Opinion 23-115


October 26, 2023


Digest:  A part-time town justice may not remain “of counsel” to the law firm that represents the town planning board.


Rules:   22 NYCRR 100.2(A); 100.2(A); 100.3(A); 100.3(E)(1); 100.6(B)(1)-(4); Opinions 23-67; 21-110; 19-31; 99-162/99-180/00-63.




          A part-time town justice asks if it is ethically permissible to remain “of counsel” to a law firm that represents the town’s planning board.  The inquiring judge is not involved in representing the town planning board and does not receive any revenue from the firm’s representation.  Moreover, legal challenges to the town planning board’s decisions are heard in supreme court rather than the local town court. 


          A judge must always avoid even the appearance of impropriety (see 22 NYCRR 100.2) and must always act to promote public confidence in the judiciary’s integrity and impartiality (see 22 NYCRR 100.2[A]).  A judge must disqualify from any proceeding in which the judge’s impartiality “might reasonably be questioned” (22 NYCRR 100.3[E][1]).  Although a part-time attorney judge may practice law (see 22 NYCRR 100.6[B][1]-[3]) and may accept private employment or public employment that is compatible with judicial office and does not conflict or interfere with proper performance of the judge’s duties (see 22 NYCRR 100.6[B][4]), a judge’s judicial duties nonetheless “take precedence” over all the judge’s other activities (see 22 NYCRR 100.3[A]).

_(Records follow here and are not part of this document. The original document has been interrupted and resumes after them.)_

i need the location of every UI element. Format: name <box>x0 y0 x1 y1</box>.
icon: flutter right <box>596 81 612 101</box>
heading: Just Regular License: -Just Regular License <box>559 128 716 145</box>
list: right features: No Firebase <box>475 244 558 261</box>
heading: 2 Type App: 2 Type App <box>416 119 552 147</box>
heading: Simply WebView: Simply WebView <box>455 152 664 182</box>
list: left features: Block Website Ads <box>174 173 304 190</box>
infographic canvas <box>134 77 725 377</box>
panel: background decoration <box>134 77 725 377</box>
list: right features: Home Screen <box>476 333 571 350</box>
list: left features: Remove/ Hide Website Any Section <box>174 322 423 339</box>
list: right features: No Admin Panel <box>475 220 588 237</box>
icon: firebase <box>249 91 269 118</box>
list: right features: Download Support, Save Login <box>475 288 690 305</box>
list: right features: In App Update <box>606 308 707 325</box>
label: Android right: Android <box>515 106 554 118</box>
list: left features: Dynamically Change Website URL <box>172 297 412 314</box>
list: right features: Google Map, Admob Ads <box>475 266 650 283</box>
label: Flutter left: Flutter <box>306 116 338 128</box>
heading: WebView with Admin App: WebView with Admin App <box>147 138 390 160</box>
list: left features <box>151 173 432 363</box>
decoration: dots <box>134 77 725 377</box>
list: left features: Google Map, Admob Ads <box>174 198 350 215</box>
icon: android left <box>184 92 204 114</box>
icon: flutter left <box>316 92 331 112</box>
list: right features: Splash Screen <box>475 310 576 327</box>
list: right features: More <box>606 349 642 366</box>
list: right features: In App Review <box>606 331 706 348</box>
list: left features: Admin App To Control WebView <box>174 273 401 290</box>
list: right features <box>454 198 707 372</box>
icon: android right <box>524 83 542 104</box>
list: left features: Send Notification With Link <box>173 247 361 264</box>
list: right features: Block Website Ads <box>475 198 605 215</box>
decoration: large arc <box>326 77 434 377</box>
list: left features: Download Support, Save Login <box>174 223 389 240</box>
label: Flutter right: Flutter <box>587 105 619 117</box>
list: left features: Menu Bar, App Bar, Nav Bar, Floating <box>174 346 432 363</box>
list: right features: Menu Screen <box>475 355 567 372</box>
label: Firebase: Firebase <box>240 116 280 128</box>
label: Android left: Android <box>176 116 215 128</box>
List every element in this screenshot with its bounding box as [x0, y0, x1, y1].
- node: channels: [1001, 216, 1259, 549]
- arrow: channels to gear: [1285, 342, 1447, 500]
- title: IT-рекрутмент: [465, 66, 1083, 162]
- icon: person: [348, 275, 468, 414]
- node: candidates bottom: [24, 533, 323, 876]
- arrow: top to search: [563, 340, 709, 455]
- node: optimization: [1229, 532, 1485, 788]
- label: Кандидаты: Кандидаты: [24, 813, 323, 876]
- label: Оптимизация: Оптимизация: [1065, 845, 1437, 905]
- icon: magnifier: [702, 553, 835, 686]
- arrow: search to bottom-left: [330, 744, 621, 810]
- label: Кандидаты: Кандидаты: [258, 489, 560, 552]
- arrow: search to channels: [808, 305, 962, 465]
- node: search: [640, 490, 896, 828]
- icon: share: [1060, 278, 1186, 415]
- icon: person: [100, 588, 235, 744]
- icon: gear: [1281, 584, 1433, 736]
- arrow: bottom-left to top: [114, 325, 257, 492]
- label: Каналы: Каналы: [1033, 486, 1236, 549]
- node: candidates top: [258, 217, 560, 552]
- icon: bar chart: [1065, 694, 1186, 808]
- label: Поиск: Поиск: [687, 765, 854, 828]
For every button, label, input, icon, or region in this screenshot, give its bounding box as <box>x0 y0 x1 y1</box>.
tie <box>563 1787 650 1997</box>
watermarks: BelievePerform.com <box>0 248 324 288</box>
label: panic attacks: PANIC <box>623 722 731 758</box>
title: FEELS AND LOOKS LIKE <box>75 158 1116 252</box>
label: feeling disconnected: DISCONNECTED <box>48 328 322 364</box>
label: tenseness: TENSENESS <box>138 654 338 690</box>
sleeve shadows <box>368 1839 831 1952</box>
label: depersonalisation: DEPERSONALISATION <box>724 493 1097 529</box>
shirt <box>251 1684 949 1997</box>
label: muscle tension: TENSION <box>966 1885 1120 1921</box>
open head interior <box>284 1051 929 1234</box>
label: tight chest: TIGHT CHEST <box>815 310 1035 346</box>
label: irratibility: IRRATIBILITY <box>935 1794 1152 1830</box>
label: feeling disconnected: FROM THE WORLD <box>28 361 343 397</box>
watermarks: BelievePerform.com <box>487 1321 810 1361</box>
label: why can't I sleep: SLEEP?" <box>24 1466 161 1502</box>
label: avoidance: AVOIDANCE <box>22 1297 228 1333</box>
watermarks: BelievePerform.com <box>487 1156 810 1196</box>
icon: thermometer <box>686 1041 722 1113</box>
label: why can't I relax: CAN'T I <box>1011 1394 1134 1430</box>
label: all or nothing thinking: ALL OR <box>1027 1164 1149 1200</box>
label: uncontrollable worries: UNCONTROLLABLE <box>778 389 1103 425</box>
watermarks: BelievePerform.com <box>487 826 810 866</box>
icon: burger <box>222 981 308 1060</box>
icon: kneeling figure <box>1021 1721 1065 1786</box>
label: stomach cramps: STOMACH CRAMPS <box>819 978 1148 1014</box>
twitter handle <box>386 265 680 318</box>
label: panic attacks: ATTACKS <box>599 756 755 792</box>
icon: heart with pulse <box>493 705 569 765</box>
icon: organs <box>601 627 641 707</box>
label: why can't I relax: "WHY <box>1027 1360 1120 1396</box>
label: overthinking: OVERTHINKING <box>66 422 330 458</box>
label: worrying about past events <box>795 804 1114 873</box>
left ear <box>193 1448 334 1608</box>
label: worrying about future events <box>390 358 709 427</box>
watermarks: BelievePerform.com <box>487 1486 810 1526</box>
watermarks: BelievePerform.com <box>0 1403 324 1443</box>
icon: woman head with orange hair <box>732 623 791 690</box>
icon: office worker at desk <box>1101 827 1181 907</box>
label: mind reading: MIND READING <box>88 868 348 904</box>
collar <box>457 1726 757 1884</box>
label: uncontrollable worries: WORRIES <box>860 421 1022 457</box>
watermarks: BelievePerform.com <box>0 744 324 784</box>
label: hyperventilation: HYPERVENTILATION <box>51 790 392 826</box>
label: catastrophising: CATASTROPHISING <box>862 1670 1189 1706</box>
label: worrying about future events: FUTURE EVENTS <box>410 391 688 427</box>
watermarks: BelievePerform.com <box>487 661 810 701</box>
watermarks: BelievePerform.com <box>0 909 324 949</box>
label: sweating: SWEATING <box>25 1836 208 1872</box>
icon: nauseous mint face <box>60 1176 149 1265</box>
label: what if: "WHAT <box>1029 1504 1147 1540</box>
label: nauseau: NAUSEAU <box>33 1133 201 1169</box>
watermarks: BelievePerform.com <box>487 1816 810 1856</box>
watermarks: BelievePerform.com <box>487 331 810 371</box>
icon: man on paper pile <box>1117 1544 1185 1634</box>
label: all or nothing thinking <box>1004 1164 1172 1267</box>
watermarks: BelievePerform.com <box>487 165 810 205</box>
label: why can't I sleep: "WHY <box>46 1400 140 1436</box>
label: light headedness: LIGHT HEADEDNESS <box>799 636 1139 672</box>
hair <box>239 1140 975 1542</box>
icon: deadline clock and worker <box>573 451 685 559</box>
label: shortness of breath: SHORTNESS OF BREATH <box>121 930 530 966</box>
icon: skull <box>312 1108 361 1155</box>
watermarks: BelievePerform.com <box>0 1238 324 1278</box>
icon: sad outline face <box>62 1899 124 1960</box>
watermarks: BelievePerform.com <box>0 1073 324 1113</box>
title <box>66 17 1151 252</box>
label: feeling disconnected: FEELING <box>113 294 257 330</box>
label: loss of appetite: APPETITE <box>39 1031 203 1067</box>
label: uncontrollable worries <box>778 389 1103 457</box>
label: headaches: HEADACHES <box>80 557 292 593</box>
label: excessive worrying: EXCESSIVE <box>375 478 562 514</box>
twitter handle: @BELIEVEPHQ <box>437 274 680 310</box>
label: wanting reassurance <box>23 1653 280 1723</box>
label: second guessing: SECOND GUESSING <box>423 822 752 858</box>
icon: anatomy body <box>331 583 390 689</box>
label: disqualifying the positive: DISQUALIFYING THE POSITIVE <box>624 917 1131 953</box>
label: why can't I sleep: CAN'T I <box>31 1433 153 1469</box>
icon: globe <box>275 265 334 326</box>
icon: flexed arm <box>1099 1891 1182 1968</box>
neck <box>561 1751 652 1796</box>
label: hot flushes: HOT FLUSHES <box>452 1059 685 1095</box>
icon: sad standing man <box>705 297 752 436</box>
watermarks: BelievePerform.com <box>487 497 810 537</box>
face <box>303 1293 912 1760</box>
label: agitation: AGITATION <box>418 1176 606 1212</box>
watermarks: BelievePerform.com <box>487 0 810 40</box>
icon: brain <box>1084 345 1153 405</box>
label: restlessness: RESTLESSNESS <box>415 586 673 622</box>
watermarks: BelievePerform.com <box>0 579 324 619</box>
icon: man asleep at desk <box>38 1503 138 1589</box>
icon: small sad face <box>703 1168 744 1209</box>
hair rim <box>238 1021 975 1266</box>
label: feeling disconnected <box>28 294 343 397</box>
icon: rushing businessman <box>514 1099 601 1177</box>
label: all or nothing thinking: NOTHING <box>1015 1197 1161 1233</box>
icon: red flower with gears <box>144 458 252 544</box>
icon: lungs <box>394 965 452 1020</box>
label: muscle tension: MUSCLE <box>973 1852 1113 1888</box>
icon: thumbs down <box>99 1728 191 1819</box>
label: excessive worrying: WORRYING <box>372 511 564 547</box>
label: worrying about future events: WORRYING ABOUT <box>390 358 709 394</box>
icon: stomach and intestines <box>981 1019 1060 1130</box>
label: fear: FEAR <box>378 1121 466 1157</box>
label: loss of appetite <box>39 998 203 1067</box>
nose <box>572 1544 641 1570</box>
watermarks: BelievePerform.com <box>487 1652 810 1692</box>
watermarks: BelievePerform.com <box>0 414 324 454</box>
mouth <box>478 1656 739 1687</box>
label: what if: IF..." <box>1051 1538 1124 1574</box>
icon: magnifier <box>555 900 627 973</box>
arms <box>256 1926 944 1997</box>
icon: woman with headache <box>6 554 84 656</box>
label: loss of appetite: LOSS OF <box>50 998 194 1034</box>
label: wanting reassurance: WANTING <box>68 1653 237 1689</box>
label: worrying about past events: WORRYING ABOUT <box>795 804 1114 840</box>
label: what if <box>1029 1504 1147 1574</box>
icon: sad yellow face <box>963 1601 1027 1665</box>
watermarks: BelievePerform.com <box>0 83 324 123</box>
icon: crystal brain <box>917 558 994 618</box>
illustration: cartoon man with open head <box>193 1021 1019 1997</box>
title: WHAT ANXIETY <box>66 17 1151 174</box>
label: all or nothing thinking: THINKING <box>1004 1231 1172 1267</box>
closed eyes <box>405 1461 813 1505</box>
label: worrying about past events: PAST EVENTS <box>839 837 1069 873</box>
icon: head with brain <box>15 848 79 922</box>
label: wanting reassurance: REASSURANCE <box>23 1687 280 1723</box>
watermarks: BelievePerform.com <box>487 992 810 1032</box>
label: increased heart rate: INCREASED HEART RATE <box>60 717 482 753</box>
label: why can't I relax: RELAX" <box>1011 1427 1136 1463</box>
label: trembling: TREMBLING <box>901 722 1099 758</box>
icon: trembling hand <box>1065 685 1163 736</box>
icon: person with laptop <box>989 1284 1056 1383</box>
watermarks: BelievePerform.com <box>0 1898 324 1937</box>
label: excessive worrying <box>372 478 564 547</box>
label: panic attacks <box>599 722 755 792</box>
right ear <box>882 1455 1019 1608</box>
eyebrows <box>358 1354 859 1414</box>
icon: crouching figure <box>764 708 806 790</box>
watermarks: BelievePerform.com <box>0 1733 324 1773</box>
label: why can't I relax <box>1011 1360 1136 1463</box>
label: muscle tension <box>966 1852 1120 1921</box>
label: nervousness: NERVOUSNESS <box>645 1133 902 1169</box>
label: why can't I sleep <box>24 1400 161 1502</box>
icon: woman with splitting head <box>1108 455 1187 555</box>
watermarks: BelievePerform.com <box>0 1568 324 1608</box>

          While the present inquiry is a matter of first impression for us, our prior opinions provide significant guidance.  We have previously advised that a town justice may not serve as counsel to the town planning board or as counsel to the town zoning board of appeals in the town where the judge sits (see Opinions 23-67; 99-162/99-180/00-63).  As we explained in Opinion 23-67 (citations omitted):


it would create an appearance of impropriety for a town justice to serve as counsel to the town planning board, notwithstanding the judge’s representations that the planning board does not address zoning matters or zoning/code enforcement and is independent of the town board.  We note, for example, that the planning board’s work may involve matters of local public controversy and/or the issuance of controversial decisions which may result in Article 78 proceedings in Supreme Court naming the planning board as a respondent.


In our view, similar considerations apply even if it is the judge’s law firm colleague(s), rather than the judge personally, who undertake the ongoing representation of the town planning board.  Our conclusion here is bolstered by the consideration that a “bright-line rule is easier to remember and follow” (Opinion 19-31).[1] 


            Thus, assuming the law firm wishes to continue representing the town planning board, the inquiring town justice must choose between the two positions.  That is, the judge must either discontinue their “of counsel” affiliation with the law firm or resign from judicial office.


[1] We have distinguished between serving “as ongoing municipal counsel” and representing the local municipality “on discrete individual matters” (Opinion 21-110).